For a given hyperplane, geometric margin is defined as the minimum distance from the sample point to the plane: $$ \gamma = \min \limits_{i = 1,2…N} \quad \gamma^{(i)} \tag{1.4}$$

Functional margin

Functional margin is defined as: $$ \hat \gamma^{(i)} = y^{(i)} \left ( w \cdot x^{(i)} + {b} \right ) = {\Vert w \Vert} \gamma^{(i)} \tag{1.5}$$ It could be considered as the certainty of the classification. We will soon use it to simplify the maximum problem.

Hard margin maximization

The main purpose of the SVM is to find the hyper plane with the maximum hard margin (geometric margin): $$ \begin{align} & \max \limits_{w,b} \quad \gamma \\ & s.t. \quad y^{(i)} \left ( \frac{w}{\Vert w \Vert} \cdot x^{(i)} + \frac{b}{\Vert b \Vert} \right ) \ge \gamma , \quad i=1,2,…,N \tag{1.6} \end{align}$$

Using functional margin the question could be re-defined as: $$ \begin{align} & \max \limits_{w,b} \quad \frac{\hat \gamma}{\Vert w \Vert} \\ & s.t. \quad y^{(i)} \left ( w \cdot x^{(i)} + {b} \right ) \ge \hat \gamma , \quad i=1,2,…,N \end{align} \tag{1.7}$$

Notice that for a given hyper plane, $\Vert w \Vert$ and $\Vert b \Vert$ could vary since $w$ and $b$ could stretch in the same direction arbitrarily without changing the hyper plane. To constrain this, we confine $\hat\gamma = 1$(this is an important step to constrain $\Vert w \Vert$ into a fixed scale), the problem finally becomes: $$ \begin{align} & \min \limits_{w,b} \quad \frac{1}{2} {\Vert w \Vert}^2 \\ & s.t. \quad y^{(i)} \left ( w \cdot x^{(i)} + {b} \right ) - 1 \ge 0, \quad i=1,2,…,N \end{align} \tag{1.8}$$

$\min \limits_{w,b} \frac{1}{2} {\Vert w \Vert}^2$ equals $ \max \limits_{w,b} \frac{1}{\Vert w \Vert} $, which is the original problem.

Soft margin maximization

If the samples is not linearly separable, to solve this problem, set a loose vector $\xi \in R^n$ for each sample, then the restriction in (1.8) becomes: $$ y^{(i)} \left ( w \cdot x^{(i)} + {b} \right ) + \xi_i - 1 \ge 0 \tag{1.9}$$ For each sample, pay a cost $\xi_i$ in the target function: $$ \frac{1}{2} {\Vert w \Vert}^2 + C \sum\limits_{i=1}^{N}\xi_i \tag{1.10}$$ $C$ is called the penalty parameter, the larger $C$ means a more strict SVM classifier.

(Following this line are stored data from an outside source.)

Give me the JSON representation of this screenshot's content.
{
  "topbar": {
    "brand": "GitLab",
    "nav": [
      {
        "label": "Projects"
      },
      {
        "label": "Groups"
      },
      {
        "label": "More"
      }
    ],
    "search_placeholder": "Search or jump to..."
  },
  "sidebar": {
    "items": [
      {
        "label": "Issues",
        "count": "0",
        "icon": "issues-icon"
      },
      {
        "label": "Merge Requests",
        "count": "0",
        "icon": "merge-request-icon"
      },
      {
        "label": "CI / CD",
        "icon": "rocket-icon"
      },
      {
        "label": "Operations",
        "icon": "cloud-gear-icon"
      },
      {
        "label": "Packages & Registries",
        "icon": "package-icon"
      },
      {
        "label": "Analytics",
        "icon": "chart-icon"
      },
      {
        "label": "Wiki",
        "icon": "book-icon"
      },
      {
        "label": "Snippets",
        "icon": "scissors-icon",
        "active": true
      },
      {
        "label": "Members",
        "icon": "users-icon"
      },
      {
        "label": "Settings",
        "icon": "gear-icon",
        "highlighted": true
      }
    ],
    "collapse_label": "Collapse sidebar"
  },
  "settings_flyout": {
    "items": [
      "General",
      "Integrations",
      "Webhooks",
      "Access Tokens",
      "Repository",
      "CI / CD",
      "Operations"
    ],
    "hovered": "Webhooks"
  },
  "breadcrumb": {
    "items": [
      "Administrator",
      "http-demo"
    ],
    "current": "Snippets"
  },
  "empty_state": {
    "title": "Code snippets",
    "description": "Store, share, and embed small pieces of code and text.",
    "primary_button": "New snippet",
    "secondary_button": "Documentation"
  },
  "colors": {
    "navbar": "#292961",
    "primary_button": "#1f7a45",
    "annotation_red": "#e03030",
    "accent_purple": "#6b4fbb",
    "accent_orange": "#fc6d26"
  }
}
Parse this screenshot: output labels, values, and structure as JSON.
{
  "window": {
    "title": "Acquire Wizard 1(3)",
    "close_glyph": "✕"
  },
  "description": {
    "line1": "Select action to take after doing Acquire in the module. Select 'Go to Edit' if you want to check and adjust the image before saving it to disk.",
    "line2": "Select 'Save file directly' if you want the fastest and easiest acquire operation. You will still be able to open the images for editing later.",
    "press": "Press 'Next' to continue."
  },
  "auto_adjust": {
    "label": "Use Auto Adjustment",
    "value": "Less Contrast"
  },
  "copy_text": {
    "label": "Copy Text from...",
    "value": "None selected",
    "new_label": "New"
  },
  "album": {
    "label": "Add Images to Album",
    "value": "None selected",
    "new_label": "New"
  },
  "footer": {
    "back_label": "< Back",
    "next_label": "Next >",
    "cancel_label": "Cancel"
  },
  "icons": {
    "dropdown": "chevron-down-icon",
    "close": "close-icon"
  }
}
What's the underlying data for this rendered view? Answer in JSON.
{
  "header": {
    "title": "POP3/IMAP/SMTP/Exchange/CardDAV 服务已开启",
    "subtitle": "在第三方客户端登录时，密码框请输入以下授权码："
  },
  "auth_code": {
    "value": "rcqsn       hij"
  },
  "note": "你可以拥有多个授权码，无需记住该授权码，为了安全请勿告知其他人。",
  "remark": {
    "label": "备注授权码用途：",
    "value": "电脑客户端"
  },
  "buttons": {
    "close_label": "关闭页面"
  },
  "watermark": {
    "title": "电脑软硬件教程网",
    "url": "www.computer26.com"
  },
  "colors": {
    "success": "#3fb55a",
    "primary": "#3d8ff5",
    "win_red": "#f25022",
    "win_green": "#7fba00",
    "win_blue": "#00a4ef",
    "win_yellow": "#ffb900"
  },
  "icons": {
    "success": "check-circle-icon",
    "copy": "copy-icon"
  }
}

How to solve the margin maximization problem? (to be continued)

Support Vector

https://my-imgshare.oss-cn-shenzhen.aliyuncs.com/Svm_max_sep_hyperplane_with_margin.png Maximum-margin hyperplane and margins for an SVM trained with samples from two classes. Samples on the margin are called the support vectors.